McConnell simply followed the precent established by then-Senate Majority Leader Harry Reid, D-Nev., for Nuclear Option I in 2013. Senate Rule XXII (22) governs cloture in the Senate. So, McConnell raised a point of order that “the vote on cloture under Rule 22 for all nominations to the Supreme Court is by a majority vote.” A “point of order” is where a senator questions whether the Senate is operating under correct procedure. And, in fact, up until then, it had. It took 60 votes to end a filibuster on a Supreme Court nominee. But, what McConnell was asserting was that the Senate wasn’t operating under current procedure.

Senate Parliamentarian Elizabeth MacDonough ruled against McConnell, citing the Senate’s established precedent of 60 votes, not 51, to break a filibuster. McConnell was informed that the “point of order is not sustained.”

But, McConnell then asked the Senate to override the ruling. The Senate then would vote on “Shall the decision of the Chair stand as the judgment of the Senate?”

That initiated another roll-call vote. Republicans voted nay. After all, they didn’t want the “decision of the Chair” based on old Senate precedent to stand. So, if a majority of senators voted against the ruling, the Senate would establish a new precedent. In this instance, Republicans were rooting for the “no” votes to prevail.

In short, that’s the nuclear option.

If Senate Republicans want to prune the time the Senate can burn after stopping a filibuster, they’ll have to follow the template spelled out above.

Therein lies the rub:

Unless someone comes up with a new idea to change Senate precedent, senators must replicate the parliamentary posture it assumed when Reid moved Nuclear Option I in 2013 and when McConnell advanced Nuclear Option II in 2017. And, McConnell would have to have 51 senators willing to go along with his gambit.


The 116th Congress is only two months old. The Senate has no failed cloture votes on a nomination available for a revote at this stage. It’s unclear if and when the Senate could ever witness a failed cloture vote. Republicans may have hoisted themselves by their own petard here. After all, it’s now harder for the Senate to derail a nomination via a filibuster. The current precedent requires just a simple majority to end debate on a nomination. There are now 53 Republicans in the Senate. McConnell, Blunt and other supporters of this “suitcase nuke” tactic would have to find a Trump administration nominee who can’t even clear the meager filibuster bar. That’s a challenge. And, would Senate GOP leaders really want to use this artifice to confirm someone senators don’t want to confirm – just to establish a new precedent? That’s playing with Senate fire.

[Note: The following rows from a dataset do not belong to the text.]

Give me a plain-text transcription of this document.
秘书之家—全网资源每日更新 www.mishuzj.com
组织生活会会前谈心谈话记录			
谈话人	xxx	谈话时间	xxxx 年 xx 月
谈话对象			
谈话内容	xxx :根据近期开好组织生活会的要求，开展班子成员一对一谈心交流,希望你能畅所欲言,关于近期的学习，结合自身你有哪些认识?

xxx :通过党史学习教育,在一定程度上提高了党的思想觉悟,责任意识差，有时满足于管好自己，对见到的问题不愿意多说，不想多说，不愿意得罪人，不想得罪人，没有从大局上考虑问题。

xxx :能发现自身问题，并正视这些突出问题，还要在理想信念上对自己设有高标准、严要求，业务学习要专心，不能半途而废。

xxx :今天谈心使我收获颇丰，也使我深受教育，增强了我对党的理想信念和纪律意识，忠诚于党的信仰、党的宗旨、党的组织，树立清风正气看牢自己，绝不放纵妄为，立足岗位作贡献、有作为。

So, there may be a lot of talk in the coming weeks of a new “nuclear option,” efforts to step up the pace to confirm nominees, killing off the 30-hour clock. It makes good copy and conversation. But, no one should pay it much mind until the Senate fails to end debate on a Trump administration nominee, putting the Senate in the proper parliamentary posture to hit the red button.